“I looked up because of the laughter, and kept looking because of the girls”
Emma Cline’s debut novel The Girls may have obvious connections to the Manson Family (the cultish leader, the devoted followers, mass murder in the summer of 1969) but it is much more than sensationalist fiction. At its core, this is an astute examination of teenage girls: a story of female friendship, idolatry and devotion, of emotions as raw and exposed as wounds, of isolation, obsessions, sexual hunger and curiosities intensified with the heat of the long summer months.
In the summer of 1969 Evie is fourteen years old and lives comfortably in “the good part of town” thanks to the legacy of her Grandmother, an actress during Hollywood’s golden age. However recently divorced parents, a mother absorbed by New Age therapies and out-growing her best friend has left Evie seeking something more (“I was waiting for something without knowing what”). Deeply self-critical – “there was no shine of greatness on me” – she is an easy target for predators, a wanderer to be moulded and manipulated, made to believe anything if they tell her what she wants to hear.

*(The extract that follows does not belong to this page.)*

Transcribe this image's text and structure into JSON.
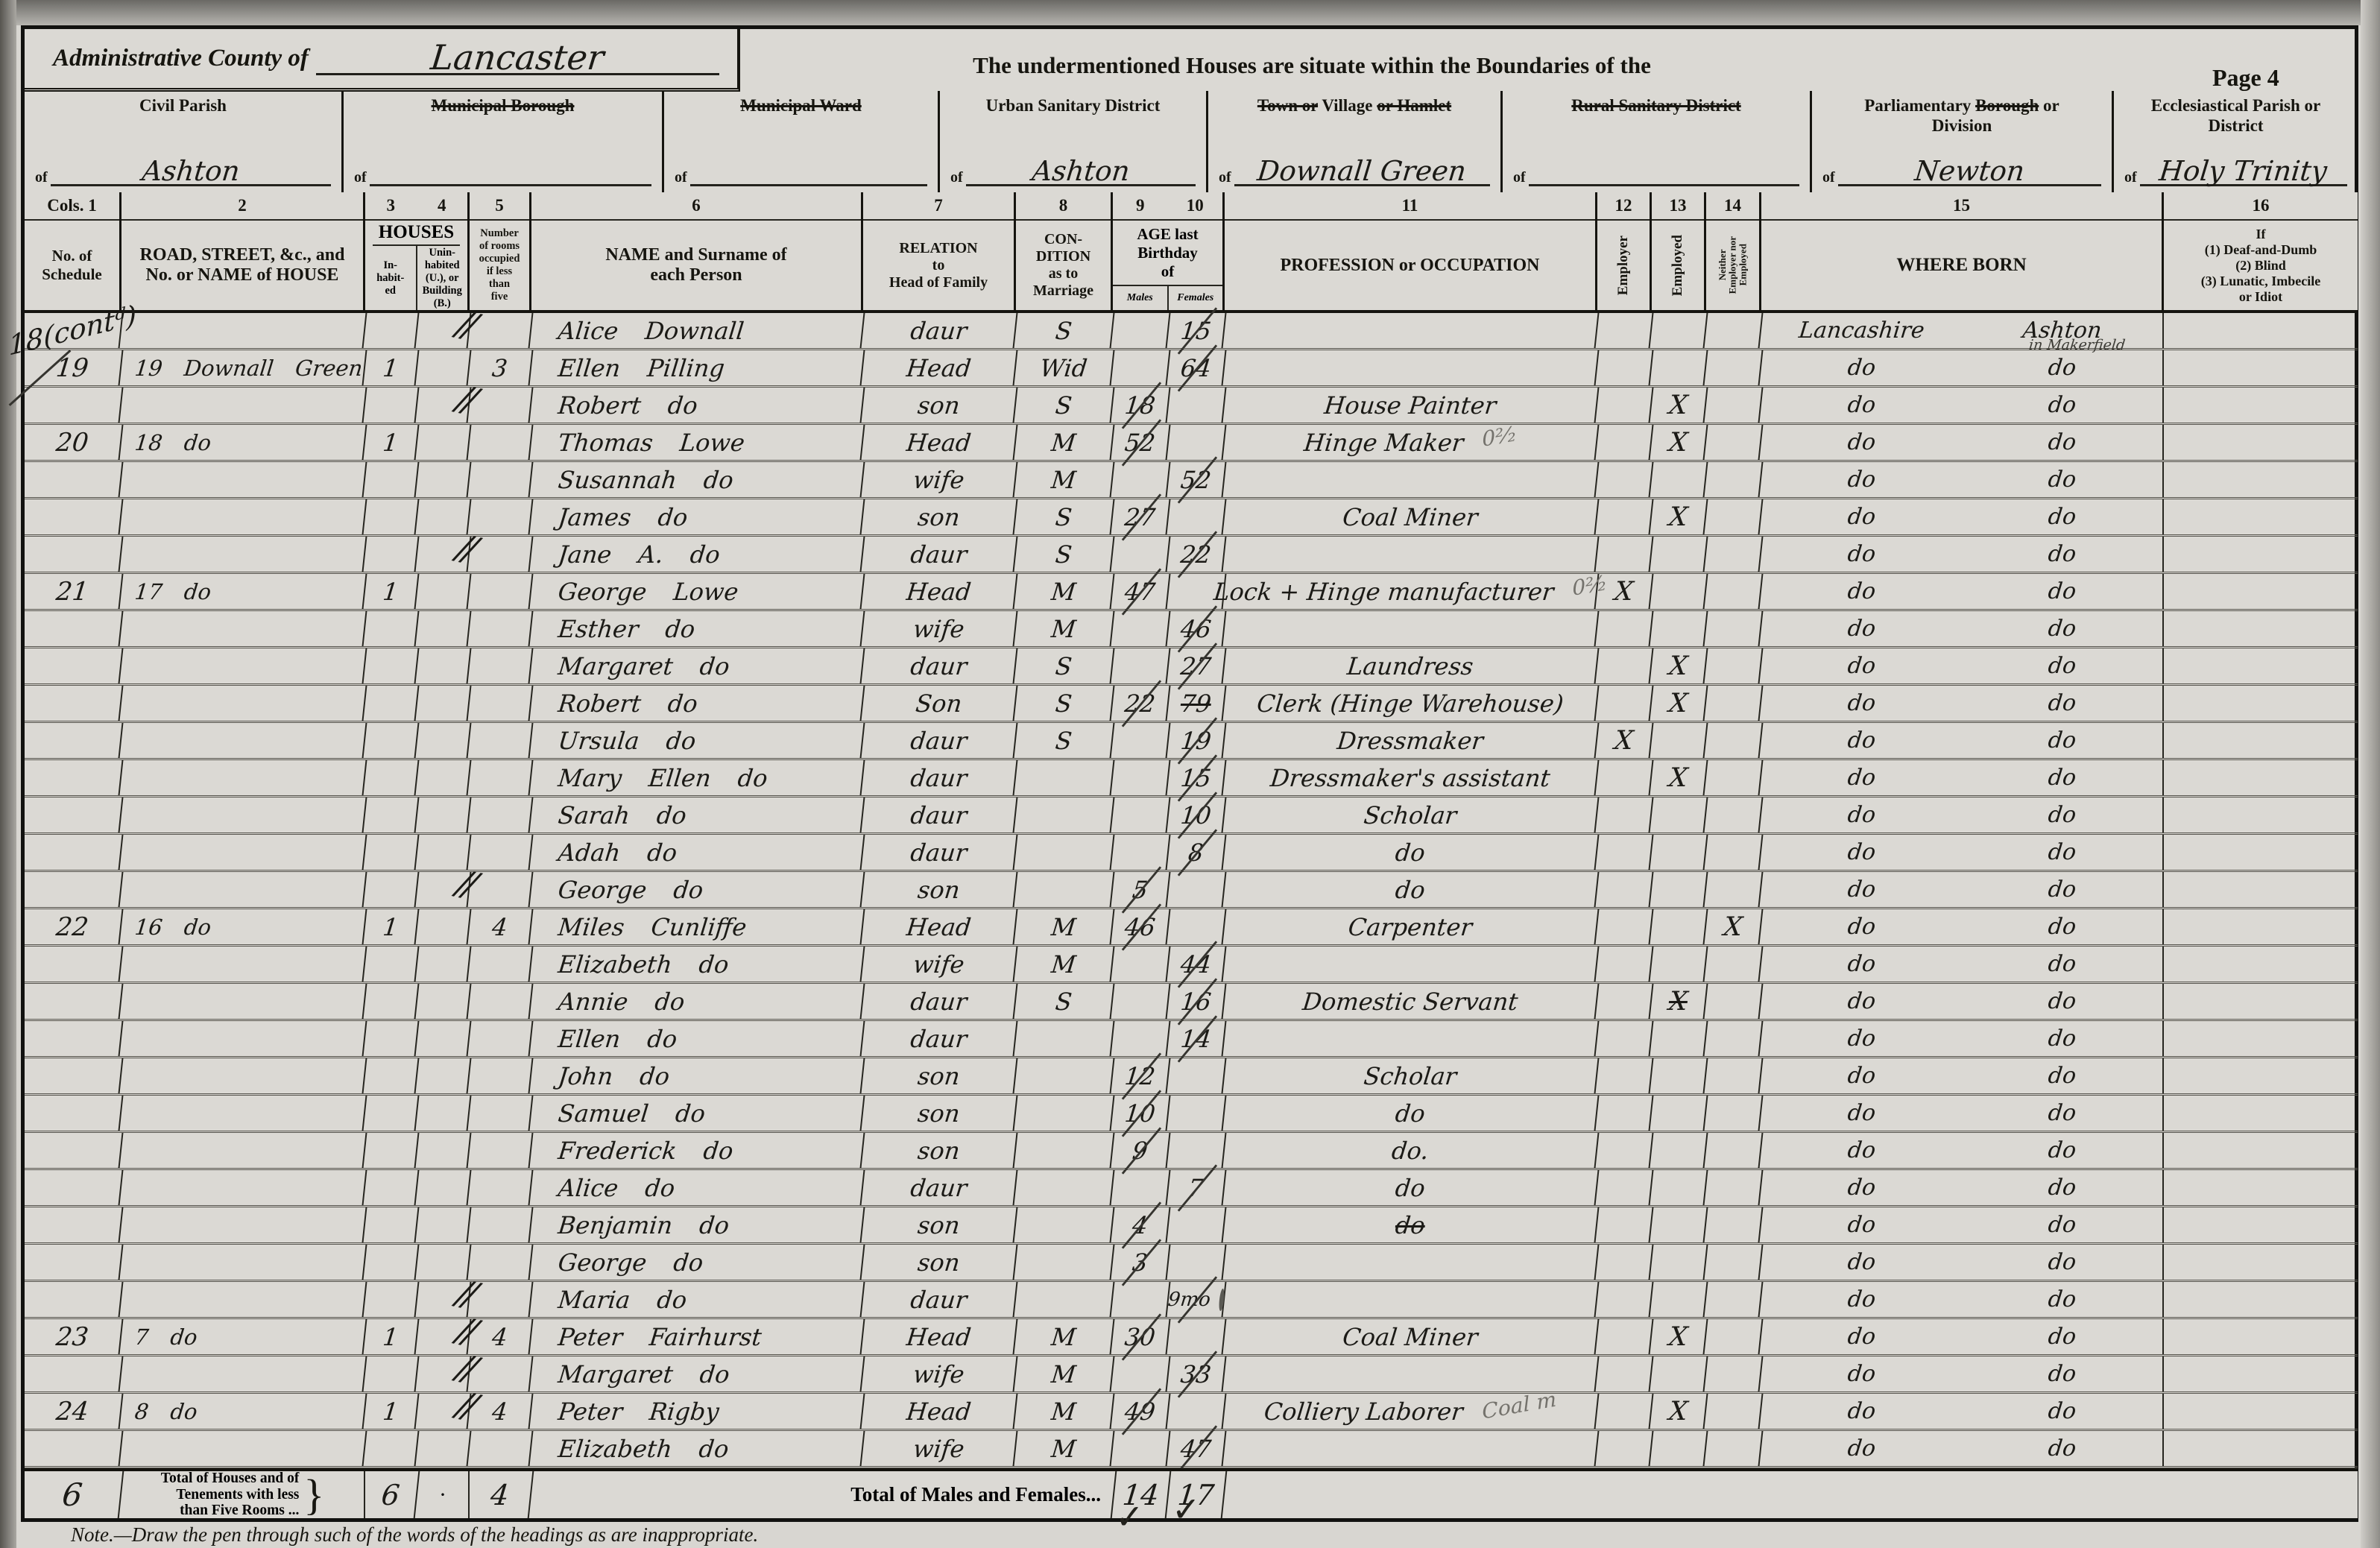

Her world changes when she claps eyes on ‘The Girls’ at a summer fair. Cline’s language is love-struck and dreamy, like a thunderbolt from the sky, meriting both an internal and external shift (“there was a subtle rearranging of air”). This is the beginning of Evie’s new obsession; an intense infatuation with the nineteen year old, dark haired Suzanne, the noticeable ringleader of this group of skinny girls with their parted hair and dirty summer clothes, who shoplift groceries and dumpster dive for discarded produce in skips outside restaurants.
Evie offers to steal for them and is soon on their bus to their ranch, described as “an orphanage for horny children”, littered with the skeletons of cars, hangers on, animals and grubby feral children. They tell her that she is a solstice offering to the mysterious Russell (obviously Manson) who resides over the ranch as an emperor or King, his loyal followers falling or clinging to his feet as if he were a deity. He is cooed over, described as ‘a Wizard’ and wields a sinister influence over everyone – men, women and children.

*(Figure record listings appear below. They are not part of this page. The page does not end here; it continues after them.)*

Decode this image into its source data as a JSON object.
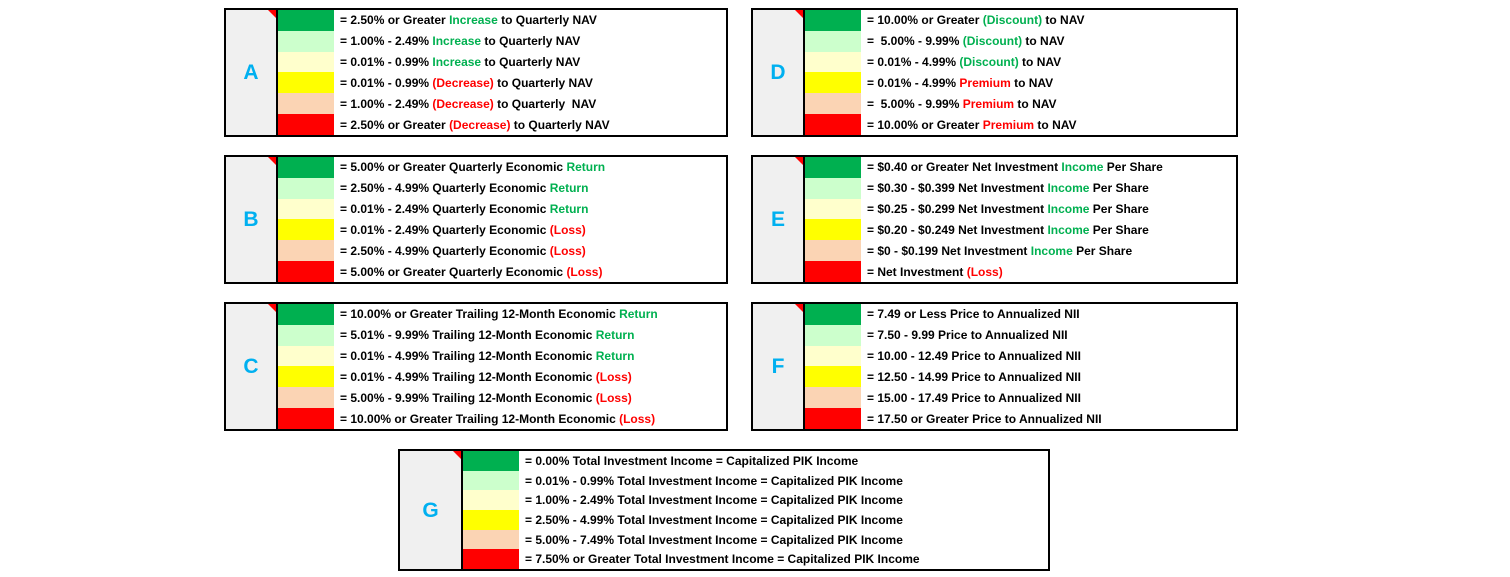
{
  "colors": {
    "swatches": {
      "green": "#00B050",
      "light_green": "#CCFFCC",
      "cream": "#FFFFCC",
      "yellow": "#FFFF00",
      "peach": "#FBD4B4",
      "red": "#FF0000"
    },
    "text_black": "#000000",
    "text_green": "#00B050",
    "text_red": "#FF0000",
    "panel_letter_blue": "#00B0F0",
    "letter_cell_bg": "#F0F0F0",
    "comment_marker_red": "#FF0000"
  },
  "swatch_order": [
    "green",
    "light_green",
    "cream",
    "yellow",
    "peach",
    "red"
  ],
  "panels": [
    {
      "label": "A",
      "rows": [
        {
          "segments": [
            {
              "t": "= 2.50% or Greater ",
              "c": "k"
            },
            {
              "t": "Increase",
              "c": "g"
            },
            {
              "t": " to Quarterly NAV",
              "c": "k"
            }
          ]
        },
        {
          "segments": [
            {
              "t": "= 1.00% - 2.49% ",
              "c": "k"
            },
            {
              "t": "Increase",
              "c": "g"
            },
            {
              "t": " to Quarterly NAV",
              "c": "k"
            }
          ]
        },
        {
          "segments": [
            {
              "t": "= 0.01% - 0.99% ",
              "c": "k"
            },
            {
              "t": "Increase",
              "c": "g"
            },
            {
              "t": " to Quarterly NAV",
              "c": "k"
            }
          ]
        },
        {
          "segments": [
            {
              "t": "= 0.01% - 0.99% ",
              "c": "k"
            },
            {
              "t": "(Decrease)",
              "c": "r"
            },
            {
              "t": " to Quarterly NAV",
              "c": "k"
            }
          ]
        },
        {
          "segments": [
            {
              "t": "= 1.00% - 2.49% ",
              "c": "k"
            },
            {
              "t": "(Decrease)",
              "c": "r"
            },
            {
              "t": " to Quarterly  NAV",
              "c": "k"
            }
          ]
        },
        {
          "segments": [
            {
              "t": "= 2.50% or Greater ",
              "c": "k"
            },
            {
              "t": "(Decrease)",
              "c": "r"
            },
            {
              "t": " to Quarterly NAV",
              "c": "k"
            }
          ]
        }
      ]
    },
    {
      "label": "B",
      "rows": [
        {
          "segments": [
            {
              "t": "= 5.00% or Greater Quarterly Economic ",
              "c": "k"
            },
            {
              "t": "Return",
              "c": "g"
            }
          ]
        },
        {
          "segments": [
            {
              "t": "= 2.50% - 4.99% Quarterly Economic ",
              "c": "k"
            },
            {
              "t": "Return",
              "c": "g"
            }
          ]
        },
        {
          "segments": [
            {
              "t": "= 0.01% - 2.49% Quarterly Economic ",
              "c": "k"
            },
            {
              "t": "Return",
              "c": "g"
            }
          ]
        },
        {
          "segments": [
            {
              "t": "= 0.01% - 2.49% Quarterly Economic ",
              "c": "k"
            },
            {
              "t": "(Loss)",
              "c": "r"
            }
          ]
        },
        {
          "segments": [
            {
              "t": "= 2.50% - 4.99% Quarterly Economic ",
              "c": "k"
            },
            {
              "t": "(Loss)",
              "c": "r"
            }
          ]
        },
        {
          "segments": [
            {
              "t": "= 5.00% or Greater Quarterly Economic ",
              "c": "k"
            },
            {
              "t": "(Loss)",
              "c": "r"
            }
          ]
        }
      ]
    },
    {
      "label": "C",
      "rows": [
        {
          "segments": [
            {
              "t": "= 10.00% or Greater Trailing 12-Month Economic ",
              "c": "k"
            },
            {
              "t": "Return",
              "c": "g"
            }
          ]
        },
        {
          "segments": [
            {
              "t": "= 5.01% - 9.99% Trailing 12-Month Economic ",
              "c": "k"
            },
            {
              "t": "Return",
              "c": "g"
            }
          ]
        },
        {
          "segments": [
            {
              "t": "= 0.01% - 4.99% Trailing 12-Month Economic ",
              "c": "k"
            },
            {
              "t": "Return",
              "c": "g"
            }
          ]
        },
        {
          "segments": [
            {
              "t": "= 0.01% - 4.99% Trailing 12-Month Economic ",
              "c": "k"
            },
            {
              "t": "(Loss)",
              "c": "r"
            }
          ]
        },
        {
          "segments": [
            {
              "t": "= 5.00% - 9.99% Trailing 12-Month Economic ",
              "c": "k"
            },
            {
              "t": "(Loss)",
              "c": "r"
            }
          ]
        },
        {
          "segments": [
            {
              "t": "= 10.00% or Greater Trailing 12-Month Economic ",
              "c": "k"
            },
            {
              "t": "(Loss)",
              "c": "r"
            }
          ]
        }
      ]
    },
    {
      "label": "D",
      "rows": [
        {
          "segments": [
            {
              "t": "= 10.00% or Greater ",
              "c": "k"
            },
            {
              "t": "(Discount)",
              "c": "g"
            },
            {
              "t": " to NAV",
              "c": "k"
            }
          ]
        },
        {
          "segments": [
            {
              "t": "=  5.00% - 9.99% ",
              "c": "k"
            },
            {
              "t": "(Discount)",
              "c": "g"
            },
            {
              "t": " to NAV",
              "c": "k"
            }
          ]
        },
        {
          "segments": [
            {
              "t": "= 0.01% - 4.99% ",
              "c": "k"
            },
            {
              "t": "(Discount)",
              "c": "g"
            },
            {
              "t": " to NAV",
              "c": "k"
            }
          ]
        },
        {
          "segments": [
            {
              "t": "= 0.01% - 4.99% ",
              "c": "k"
            },
            {
              "t": "Premium",
              "c": "r"
            },
            {
              "t": " to NAV",
              "c": "k"
            }
          ]
        },
        {
          "segments": [
            {
              "t": "=  5.00% - 9.99% ",
              "c": "k"
            },
            {
              "t": "Premium",
              "c": "r"
            },
            {
              "t": " to NAV",
              "c": "k"
            }
          ]
        },
        {
          "segments": [
            {
              "t": "= 10.00% or Greater ",
              "c": "k"
            },
            {
              "t": "Premium",
              "c": "r"
            },
            {
              "t": " to NAV",
              "c": "k"
            }
          ]
        }
      ]
    },
    {
      "label": "E",
      "rows": [
        {
          "segments": [
            {
              "t": "= $0.40 or Greater Net Investment ",
              "c": "k"
            },
            {
              "t": "Income",
              "c": "g"
            },
            {
              "t": " Per Share",
              "c": "k"
            }
          ]
        },
        {
          "segments": [
            {
              "t": "= $0.30 - $0.399 Net Investment ",
              "c": "k"
            },
            {
              "t": "Income",
              "c": "g"
            },
            {
              "t": " Per Share",
              "c": "k"
            }
          ]
        },
        {
          "segments": [
            {
              "t": "= $0.25 - $0.299 Net Investment ",
              "c": "k"
            },
            {
              "t": "Income",
              "c": "g"
            },
            {
              "t": " Per Share",
              "c": "k"
            }
          ]
        },
        {
          "segments": [
            {
              "t": "= $0.20 - $0.249 Net Investment ",
              "c": "k"
            },
            {
              "t": "Income",
              "c": "g"
            },
            {
              "t": " Per Share",
              "c": "k"
            }
          ]
        },
        {
          "segments": [
            {
              "t": "= $0 - $0.199 Net Investment ",
              "c": "k"
            },
            {
              "t": "Income",
              "c": "g"
            },
            {
              "t": " Per Share",
              "c": "k"
            }
          ]
        },
        {
          "segments": [
            {
              "t": "= Net Investment ",
              "c": "k"
            },
            {
              "t": "(Loss)",
              "c": "r"
            }
          ]
        }
      ]
    },
    {
      "label": "F",
      "rows": [
        {
          "segments": [
            {
              "t": "= 7.49 or Less Price to Annualized NII",
              "c": "k"
            }
          ]
        },
        {
          "segments": [
            {
              "t": "= 7.50 - 9.99 Price to Annualized NII",
              "c": "k"
            }
          ]
        },
        {
          "segments": [
            {
              "t": "= 10.00 - 12.49 Price to Annualized NII",
              "c": "k"
            }
          ]
        },
        {
          "segments": [
            {
              "t": "= 12.50 - 14.99 Price to Annualized NII",
              "c": "k"
            }
          ]
        },
        {
          "segments": [
            {
              "t": "= 15.00 - 17.49 Price to Annualized NII",
              "c": "k"
            }
          ]
        },
        {
          "segments": [
            {
              "t": "= 17.50 or Greater Price to Annualized NII",
              "c": "k"
            }
          ]
        }
      ]
    },
    {
      "label": "G",
      "rows": [
        {
          "segments": [
            {
              "t": "= 0.00% Total Investment Income = Capitalized PIK Income",
              "c": "k"
            }
          ]
        },
        {
          "segments": [
            {
              "t": "= 0.01% - 0.99% Total Investment Income = Capitalized PIK Income",
              "c": "k"
            }
          ]
        },
        {
          "segments": [
            {
              "t": "= 1.00% - 2.49% Total Investment Income = Capitalized PIK Income",
              "c": "k"
            }
          ]
        },
        {
          "segments": [
            {
              "t": "= 2.50% - 4.99% Total Investment Income = Capitalized PIK Income",
              "c": "k"
            }
          ]
        },
        {
          "segments": [
            {
              "t": "= 5.00% - 7.49% Total Investment Income = Capitalized PIK Income",
              "c": "k"
            }
          ]
        },
        {
          "segments": [
            {
              "t": "= 7.50% or Greater Total Investment Income = Capitalized PIK Income",
              "c": "k"
            }
          ]
        }
      ]
    }
  ]
}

Yet, for Evie, it is never about Russell. It is never about his invisible hold, never about his philosophies, never that he ‘shares’ his women or even what he is capable of making others do. Instead, it’s all about Suzanne whose approval she is desperate to obtain. She loots money for Suzanne’s approval, runs away from home on two occasions and fails se Suzanne’s aloofness as anything other than her mask of protection. It’s an unrequited love affair – a girl who just wants to be seen – yet the relationship makes Evie feel needed and with purpose. She finds her time at the ranch freeing; she can be whoever she wants to be and is able to discard her privilege like a burden she was made to carry all of her life: “I was one of them.”
The brutality and knowledge of the Wonderland murders constantly hovers in the background and the horror is never diminished. Importantly, Cline’s interest is more in the family’s female followers than Manson himself. Although this is obliquely present in The Girls, Russell’s invisible, sinister hold them ensures his hands are kept clean while others do his bidding and the moment of carnage builds with a gripping intensity and inevitable horror. The description of Suzanne, her bloodied hands over a mother and child, is a penetrating, deeply disturbing image.

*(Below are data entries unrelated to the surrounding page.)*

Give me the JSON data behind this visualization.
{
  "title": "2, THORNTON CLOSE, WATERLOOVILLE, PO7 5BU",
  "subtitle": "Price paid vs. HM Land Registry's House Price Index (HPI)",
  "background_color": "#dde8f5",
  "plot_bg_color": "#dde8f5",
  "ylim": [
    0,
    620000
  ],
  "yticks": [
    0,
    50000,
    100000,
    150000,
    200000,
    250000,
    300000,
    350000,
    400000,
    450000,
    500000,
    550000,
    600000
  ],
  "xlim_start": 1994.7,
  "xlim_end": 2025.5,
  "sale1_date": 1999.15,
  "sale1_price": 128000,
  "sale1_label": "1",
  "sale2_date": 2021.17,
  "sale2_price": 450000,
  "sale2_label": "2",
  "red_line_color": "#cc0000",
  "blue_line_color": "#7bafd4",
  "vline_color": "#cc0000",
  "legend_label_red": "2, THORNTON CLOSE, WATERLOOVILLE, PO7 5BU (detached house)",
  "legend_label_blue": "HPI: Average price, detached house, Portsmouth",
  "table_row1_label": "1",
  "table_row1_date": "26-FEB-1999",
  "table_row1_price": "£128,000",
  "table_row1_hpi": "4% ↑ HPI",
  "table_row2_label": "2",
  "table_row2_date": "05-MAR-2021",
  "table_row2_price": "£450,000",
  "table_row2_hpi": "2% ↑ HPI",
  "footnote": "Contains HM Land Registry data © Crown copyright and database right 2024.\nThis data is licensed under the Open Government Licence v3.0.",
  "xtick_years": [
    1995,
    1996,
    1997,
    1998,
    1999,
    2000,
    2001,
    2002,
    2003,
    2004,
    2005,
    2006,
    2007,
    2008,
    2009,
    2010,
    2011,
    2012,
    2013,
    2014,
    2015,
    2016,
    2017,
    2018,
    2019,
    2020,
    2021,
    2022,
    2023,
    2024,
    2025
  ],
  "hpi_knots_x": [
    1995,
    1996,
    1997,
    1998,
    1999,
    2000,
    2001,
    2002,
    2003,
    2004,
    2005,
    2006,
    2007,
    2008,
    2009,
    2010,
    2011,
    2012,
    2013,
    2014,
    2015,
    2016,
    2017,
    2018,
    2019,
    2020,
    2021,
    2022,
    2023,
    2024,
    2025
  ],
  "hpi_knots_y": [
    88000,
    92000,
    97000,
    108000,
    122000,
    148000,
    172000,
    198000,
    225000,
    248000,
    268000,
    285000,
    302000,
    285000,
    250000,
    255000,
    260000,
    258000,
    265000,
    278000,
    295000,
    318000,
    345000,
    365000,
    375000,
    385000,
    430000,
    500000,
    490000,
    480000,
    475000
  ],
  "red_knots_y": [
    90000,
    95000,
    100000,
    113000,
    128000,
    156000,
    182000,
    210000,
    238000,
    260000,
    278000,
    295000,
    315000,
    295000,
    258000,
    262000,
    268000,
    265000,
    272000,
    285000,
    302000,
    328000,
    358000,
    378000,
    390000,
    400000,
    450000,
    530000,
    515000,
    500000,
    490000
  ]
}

Cline excels at the small details that others may consider inconsequential – the beauty rituals of girls, the doubts plaguing the female mind – especially Evie’s internal conflict: whether she would have joined in or stopped them – and of strength (“the girls had been stronger than Russell”). The Girls is touted as the read of the summer and it deserves it’s reputation. Last summer Karina Longworth devoted her Old Hollywood Podcast titled ‘You Must Remember This’ to the Manson murders and now Cline has ensured that the ghosts of 1969 remain stronger than ever.